It’s refreshing to speak with cookbook author and professional chef Roberto Santibañez, the man behind New York’s Fonda and DC’s Mi Vida. Although he’s clear-eyed about the problems plaguing Mexican immigrants working in kitchens all across the United States, the chef is quick to note that there’s more good in the food industry than people realize.
Santibañez’s positive yet realistic outlook has been shaped by his many years in the food world. Born and raised in Mexico City, Santibañez studied classic French cuisine at the renowned Le Cordon Bleu cooking school in Paris, worked as the executive chef of the Henbury Estate in Cheshire, England, and opened a slew of Mexican eateries in both his native country and the United States.
In the latest edition of Voices in Food, the 56-year-old tells Anna Rahmanan about the changes he still hopes to witness, what makes Mexican food so special and the uncanny ability of a restaurant to unite people of all sorts.
It’s amazing how in cities like New York, people now know so much more than they used to about traditional Mexican food. In the old days, they thought it just had to do with red sauce and cheese. Nowadays, everybody understands more.
Mexican food is all about the flavor profiles, the heat and the complexity of flavors that are also very accessible. It’s very different from the complexity of flavors of Indian cooking, for example. The latter is sometimes a little too overwhelming. Mexican food is more approachable than other cuisines.
Another thing that makes Mexican food so special is that it is so dynamic. It’s not like French cuisine, which for a long time was parked in this scenario of the chefs’ sauces and the chefs’ mothers’ sauces and other classic stuff. Mexican cooking is in constant motion. It’s constantly open. People are constantly making mixings and getting more ingredients from other communities and incorporating them in their dishes.
On issues that immigrants face in restaurant kitchens
I don’t think who is president makes a difference [in the grand scheme of things]. Changes take generations, so I don’t think a single presidential term will make a difference, but of course there are issues that Mexican people deal with in kitchens that their white counterparts don’t contend with.
“There is no restaurant or hotel in this country where people will tell you they don’t like their Mexican employees. That’s because they work so hard for their money just to prove they can.”
Immigrants come and fight probably harder than others. They work so hard to prove themselves and say, “I am as worthy as everybody else is.” And it’s very clear that America has embraced that. There is no restaurant or hotel in this country where people will tell you they don’t like their Mexican employees. That’s because they work so hard for their money just to prove they can.
There has got to be some sort of change coming in terms of immigration, though. We’ve been talking about it for years. Perhaps another big lottery? It has to happen and it hasn’t happened for many terms — not under President Obama or President Trump or, likely, President Biden. It hasn’t happened for centuries, and it is desperately needed. Especially when looking at the matter as a person from another country, it is interesting. There is no way that you could live illegally in my country, for example. Because for every step you take in your life, you need your social security card or federal ID. You cannot open a bank account in Mexico without it or sign a lease without it. But in America, you can. It is so easy to live here illegally, it is the easiest thing for everyone to do.
On the future of restaurants after the pandemic
There are a lot of people that believe the restaurant world is going to change, but I don’t think it’s ever going to. The response that we are seeing now after the pandemic and the restrictions being lifted is amazing. Restaurants are so full of people that want to sit down next to each other and chat and drink and people-watch. I now have proof that we are so social.
“There is so much good already in our industry, it is unbelievable.”
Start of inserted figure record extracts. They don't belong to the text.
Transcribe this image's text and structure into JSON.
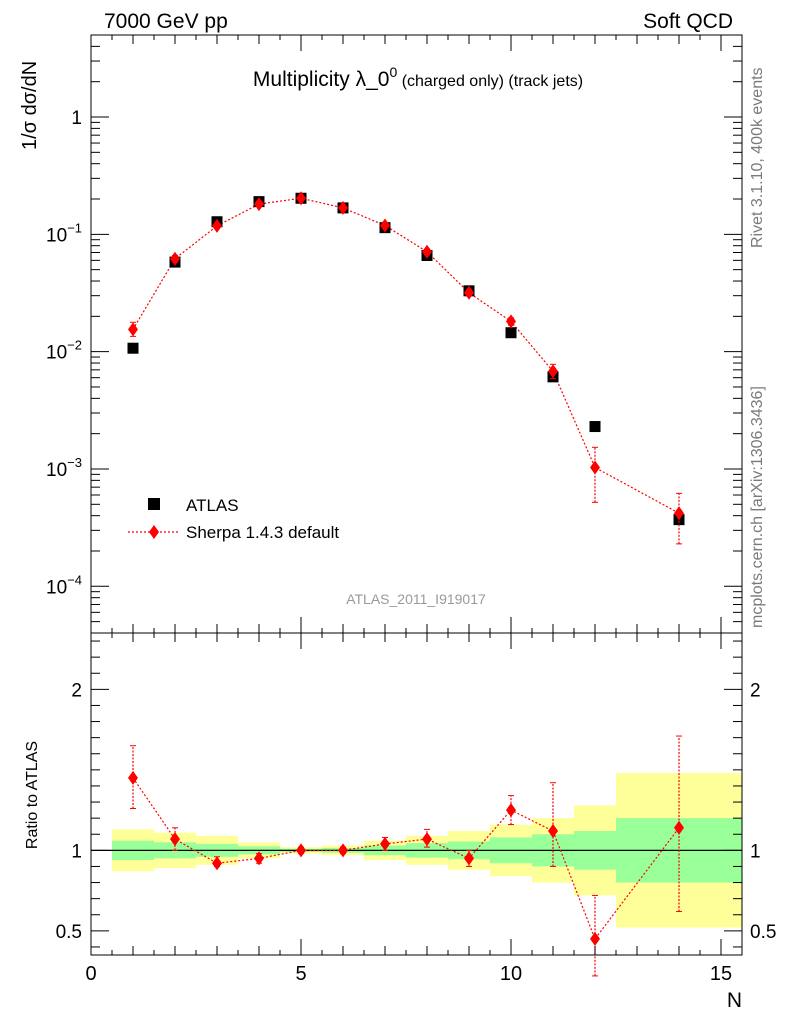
{
  "header": {
    "left": "7000 GeV pp",
    "right": "Soft QCD"
  },
  "side_labels": {
    "rivet": "Rivet 3.1.10,  400k events",
    "mcplots": "mcplots.cern.ch [arXiv:1306.3436]"
  },
  "colors": {
    "data": "#000000",
    "mc": "#ff0000",
    "band_inner": "#99ff99",
    "band_outer": "#ffff99"
  },
  "chart_data": [
    {
      "type": "scatter",
      "panel": "main",
      "title_main": "Multiplicity λ_0",
      "title_sup": "0",
      "title_sub": " (charged only) (track jets)",
      "ylabel": "1/σ dσ/dN",
      "y_scale": "log",
      "ylim": [
        4e-05,
        5
      ],
      "xlim": [
        0,
        15.5
      ],
      "y_ticks": [
        {
          "value": 1,
          "mant": "1",
          "exp": ""
        },
        {
          "value": 0.1,
          "mant": "10",
          "exp": "−1"
        },
        {
          "value": 0.01,
          "mant": "10",
          "exp": "−2"
        },
        {
          "value": 0.001,
          "mant": "10",
          "exp": "−3"
        },
        {
          "value": 0.0001,
          "mant": "10",
          "exp": "−4"
        }
      ],
      "watermark": "ATLAS_2011_I919017",
      "legend_position": "bottom-left",
      "series": [
        {
          "name": "ATLAS",
          "marker": "square",
          "x": [
            1,
            2,
            3,
            4,
            5,
            6,
            7,
            8,
            9,
            10,
            11,
            12,
            14
          ],
          "y": [
            0.0107,
            0.058,
            0.128,
            0.19,
            0.203,
            0.168,
            0.114,
            0.066,
            0.033,
            0.0145,
            0.0061,
            0.0023,
            0.00037
          ]
        },
        {
          "name": "Sherpa 1.4.3 default",
          "marker": "diamond",
          "line": "dotted",
          "x": [
            1,
            2,
            3,
            4,
            5,
            6,
            7,
            8,
            9,
            10,
            11,
            12,
            14
          ],
          "y": [
            0.0155,
            0.062,
            0.118,
            0.181,
            0.203,
            0.168,
            0.119,
            0.071,
            0.0318,
            0.0181,
            0.0068,
            0.00103,
            0.00042
          ],
          "y_err_low": [
            0.0135,
            0.058,
            0.112,
            0.173,
            0.196,
            0.162,
            0.114,
            0.067,
            0.0298,
            0.0168,
            0.0059,
            0.00052,
            0.00023
          ],
          "y_err_high": [
            0.0178,
            0.066,
            0.124,
            0.189,
            0.21,
            0.174,
            0.124,
            0.075,
            0.0338,
            0.0194,
            0.0078,
            0.00153,
            0.00062
          ]
        }
      ]
    },
    {
      "type": "scatter",
      "panel": "ratio",
      "ylabel": "Ratio to ATLAS",
      "xlabel": "N",
      "xlim": [
        0,
        15.5
      ],
      "ylim": [
        0.35,
        2.35
      ],
      "x_ticks": [
        0,
        5,
        10,
        15
      ],
      "y_ticks": [
        0.5,
        1,
        2
      ],
      "bands": {
        "edges": [
          0.5,
          1.5,
          2.5,
          3.5,
          4.5,
          5.5,
          6.5,
          7.5,
          8.5,
          9.5,
          10.5,
          11.5,
          12.5,
          15.5
        ],
        "inner_low": [
          0.94,
          0.95,
          0.96,
          0.975,
          0.99,
          0.985,
          0.97,
          0.955,
          0.945,
          0.92,
          0.9,
          0.88,
          0.8
        ],
        "inner_high": [
          1.06,
          1.05,
          1.04,
          1.025,
          1.01,
          1.015,
          1.03,
          1.045,
          1.055,
          1.08,
          1.1,
          1.12,
          1.2
        ],
        "outer_low": [
          0.87,
          0.89,
          0.91,
          0.95,
          0.98,
          0.97,
          0.94,
          0.91,
          0.88,
          0.84,
          0.8,
          0.72,
          0.52
        ],
        "outer_high": [
          1.13,
          1.11,
          1.09,
          1.05,
          1.02,
          1.03,
          1.06,
          1.09,
          1.12,
          1.16,
          1.2,
          1.28,
          1.48
        ]
      },
      "series": [
        {
          "name": "Sherpa 1.4.3 default",
          "x": [
            1,
            2,
            3,
            4,
            5,
            6,
            7,
            8,
            9,
            10,
            11,
            12,
            14
          ],
          "y": [
            1.45,
            1.07,
            0.92,
            0.95,
            1.0,
            1.0,
            1.04,
            1.07,
            0.95,
            1.25,
            1.12,
            0.45,
            1.14
          ],
          "y_err_low": [
            1.26,
            1.0,
            0.9,
            0.92,
            0.98,
            0.98,
            1.0,
            1.02,
            0.9,
            1.16,
            0.9,
            0.22,
            0.62
          ],
          "y_err_high": [
            1.65,
            1.14,
            0.96,
            0.98,
            1.02,
            1.02,
            1.08,
            1.13,
            1.0,
            1.34,
            1.42,
            0.72,
            1.71
          ]
        }
      ]
    }
  ]
}
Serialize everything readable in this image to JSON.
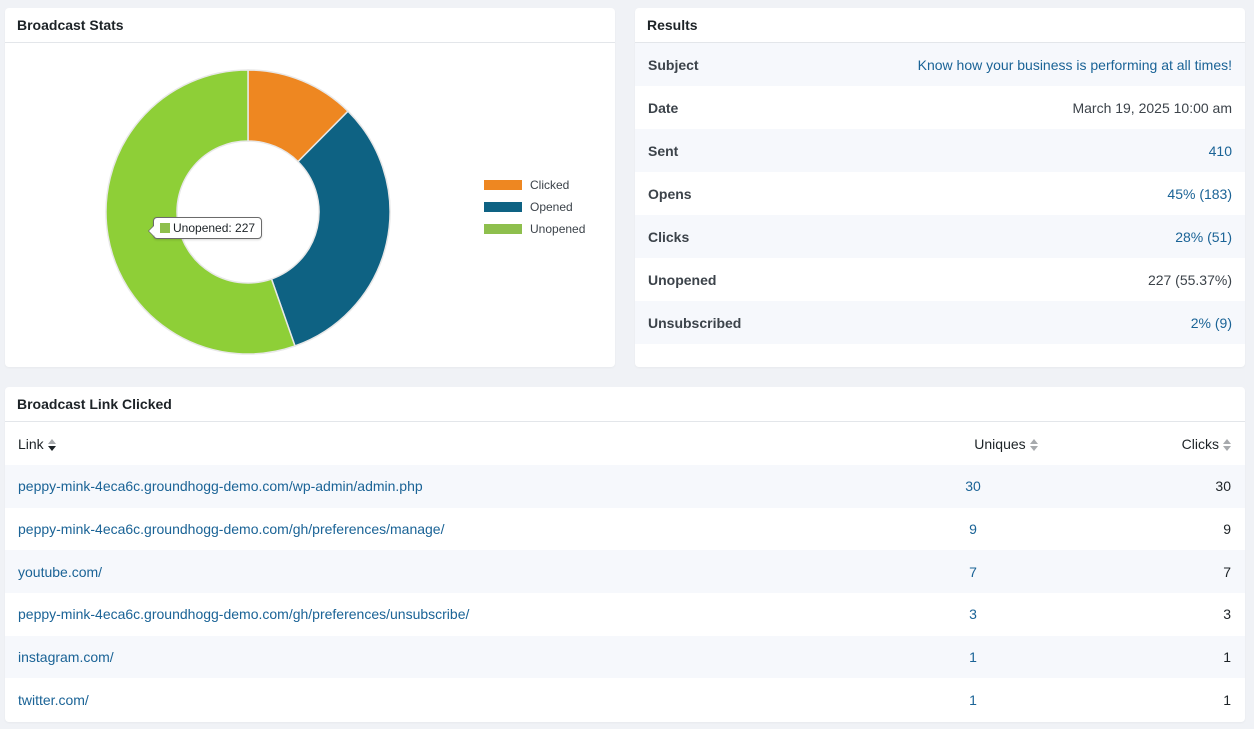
{
  "stats_panel": {
    "title": "Broadcast Stats",
    "tooltip": "Unopened: 227"
  },
  "chart_data": {
    "type": "pie",
    "categories": [
      "Clicked",
      "Opened",
      "Unopened"
    ],
    "values": [
      51,
      132,
      227
    ],
    "colors": [
      "#ee8721",
      "#0e6283",
      "#8ecf37"
    ],
    "legend_colors": [
      "#ee8721",
      "#0e6283",
      "#8ebf4d"
    ],
    "title": "",
    "legend_position": "right"
  },
  "results_panel": {
    "title": "Results",
    "rows": [
      {
        "label": "Subject",
        "value": "Know how your business is performing at all times!",
        "link": true
      },
      {
        "label": "Date",
        "value": "March 19, 2025 10:00 am",
        "link": false
      },
      {
        "label": "Sent",
        "value": "410",
        "link": true
      },
      {
        "label": "Opens",
        "value": "45% (183)",
        "link": true
      },
      {
        "label": "Clicks",
        "value": "28% (51)",
        "link": true
      },
      {
        "label": "Unopened",
        "value": "227 (55.37%)",
        "link": false
      },
      {
        "label": "Unsubscribed",
        "value": "2% (9)",
        "link": true
      }
    ]
  },
  "links_panel": {
    "title": "Broadcast Link Clicked",
    "columns": {
      "link": "Link",
      "uniques": "Uniques",
      "clicks": "Clicks"
    },
    "rows": [
      {
        "link": "peppy-mink-4eca6c.groundhogg-demo.com/wp-admin/admin.php",
        "uniques": "30",
        "clicks": "30"
      },
      {
        "link": "peppy-mink-4eca6c.groundhogg-demo.com/gh/preferences/manage/",
        "uniques": "9",
        "clicks": "9"
      },
      {
        "link": "youtube.com/",
        "uniques": "7",
        "clicks": "7"
      },
      {
        "link": "peppy-mink-4eca6c.groundhogg-demo.com/gh/preferences/unsubscribe/",
        "uniques": "3",
        "clicks": "3"
      },
      {
        "link": "instagram.com/",
        "uniques": "1",
        "clicks": "1"
      },
      {
        "link": "twitter.com/",
        "uniques": "1",
        "clicks": "1"
      }
    ]
  }
}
In New York, they now sell dumplings via vending machine, and I think it’s fine and fun, but it is not going to replace the restaurant. Nothing beats having a drink with a friend and breaking bread. I don’t think it’s going to change that much.
Generally, I think Mexican immigrants that are working in the kitchens serve the people in their community and need to be recognized. I think that, in general, a lot of Americans do recognize them, tip them and tell people about the good service. One of our kitchens is slightly open to the patrons that walk by because it connects one dining room to the other and almost every person that passes by stops by the kitchen and says, “Thank you guys!” It’s so nice. There is so much good already in our industry, it is unbelievable.